Nathan Davis11 October 2006, 1:48 AM
The final version of Vista is soon to be upon us, however it is completely, utterly fundamentally flawed in the way it handles security. It involves zombies.
With Windows XP service pack 1 having now gone gold (thank you, I'll be here all week), Microsoft is ramping up focus on its new glass-flavoured-jellybean operating system.
There is a significant problem with Vista, however. More specifically, one of its features will spawn a whole new generation of what I call zombie clickers.
No, I'm not smoking anything.
When was the last time you fully read a dialogue box asking if you're sure you want to, say, delete a file? Or a license agreement when installing a new piece of software?
You don't. Hardly anyone does. You know what you're trying to do, so you automatically hit 'yes'. Your brain has programmed itself to do this, because you rarely, if ever, hit 'no'.
This is what I call the zombie click. This form of autopilot serves to rid you, the user, of the pestering dialogue box that is inhibiting you from achieving your goal.
Currently in Vista, when you proceed to run certain programs, and many at that, a dialogue box pops up asking if you want to run it. You know, the thing you just double-clicked on in order to run.
If you're not logged-on as an administrator, it will also ask for an administrator password. This is only going to encourage users to log in as such because you can't otherwise do much.
This irritant is called User Account Control (UAC) and is, according to Microsoft, a security feature. 'Tedious, green turd' is more appropriate.
When you double-click on a program, the last thing you want to do is actually run it, right? You were just playing games. Yes, that's it.
Sarcasm aside, I'm not talking a load of FUD here. UAC serves no purpose, whatsoever, other than to be annoying and delay the inevitable.
People will not read into why the dialogue box is there and will simply dismiss it. This is real and, as I mentioned, it happens today.

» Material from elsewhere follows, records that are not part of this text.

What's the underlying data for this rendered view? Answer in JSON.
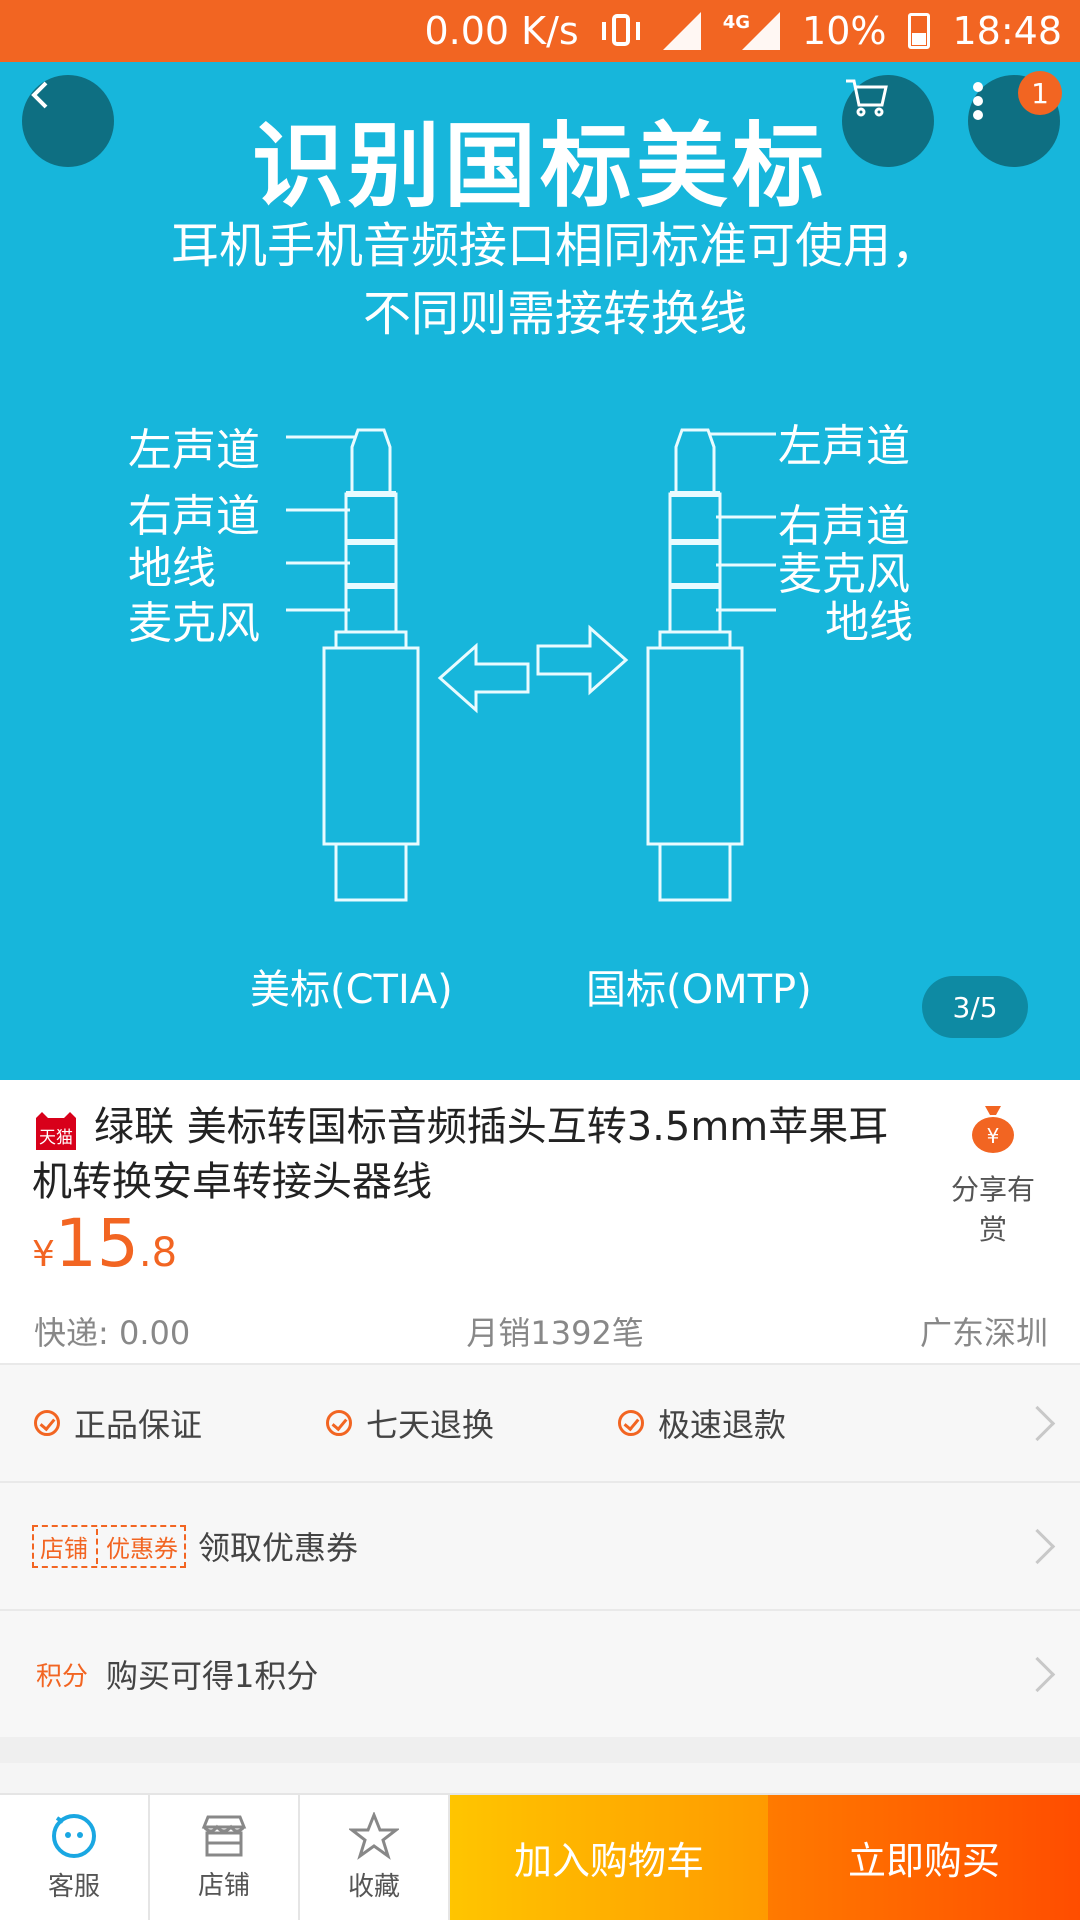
{
  "status_bar": {
    "speed": "0.00 K/s",
    "network": "4G",
    "battery": "10%",
    "time": "18:48"
  },
  "hero": {
    "title": "识别国标美标",
    "subtitle": "耳机手机音频接口相同标准可使用，不同则需接转换线",
    "left_labels": [
      "左声道",
      "右声道",
      "地线",
      "麦克风"
    ],
    "right_labels": [
      "左声道",
      "右声道",
      "麦克风",
      "地线"
    ],
    "left_caption": "美标(CTIA)",
    "right_caption": "国标(OMTP)",
    "counter": "3/5",
    "menu_badge": "1"
  },
  "product": {
    "badge_text": "天猫",
    "title": "绿联 美标转国标音频插头互转3.5mm苹果耳机转换安卓转接头器线",
    "share_label": "分享有赏",
    "price_currency": "¥",
    "price_int": "15",
    "price_dec": ".8",
    "shipping": "快递: 0.00",
    "monthly_sales": "月销1392笔",
    "location": "广东深圳"
  },
  "guarantees": [
    "正品保证",
    "七天退换",
    "极速退款"
  ],
  "coupon": {
    "tag_left": "店铺",
    "tag_right": "优惠券",
    "label": "领取优惠券"
  },
  "points": {
    "tag": "积分",
    "label": "购买可得1积分"
  },
  "bottom_bar": {
    "service": "客服",
    "shop": "店铺",
    "favorite": "收藏",
    "add_to_cart": "加入购物车",
    "buy_now": "立即购买"
  },
  "colors": {
    "accent": "#f26522",
    "hero_bg": "#17b6db",
    "cart_button": "#ffb300",
    "buy_button": "#ff5a00"
  }
}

It's a human condition. Our brains are easily desensitised to repeated information. When it does concern us, however, we are not likely to notice.
Thus, the entire concept of UAC is broken -- it won't stop anything. UAC only serves to wrongly piss off its human users and spawn more zombie clickers.
UAC can't hope to protect users from their own stupid mistakes. [Editor: It's like the 'user friendly' firewalls that pop up advising that 'sysupdate.exe wants to access 144.47.156.32 on port 45734, deny or allow?' Most users have no idea what it means, so they click allow, because they don't want to block something that might be important to their computer's functioning... and after some months of this, they are left with a 'swiss-cheese' firewall.]
When the situation arises and a virus is set loose into the great Vista wild, the users will be none the wiser and UAC will have helped no one. They will click on through, password or otherwise. That's why the antivirus, the software that identifies malicious software, is there.
Allow me to demonstrate UAC's severe inadequacy:
An email arrives from what appears to be an old friend.
"Hi buddy, it's been a while," it reads. "I thought you might find this attachment interesting! Regards, Mat."
Who's Mat? Maybe it's my old pal Matthew from high school. Or was that college?
Well, what's this he sent me... click
Vista presents a dialogue box:
Are you sure you want to-click
And another:
This program wants t-click
I rest my case.
Hey, Microsoft -- 1984 called. It wants its bureaucracy back.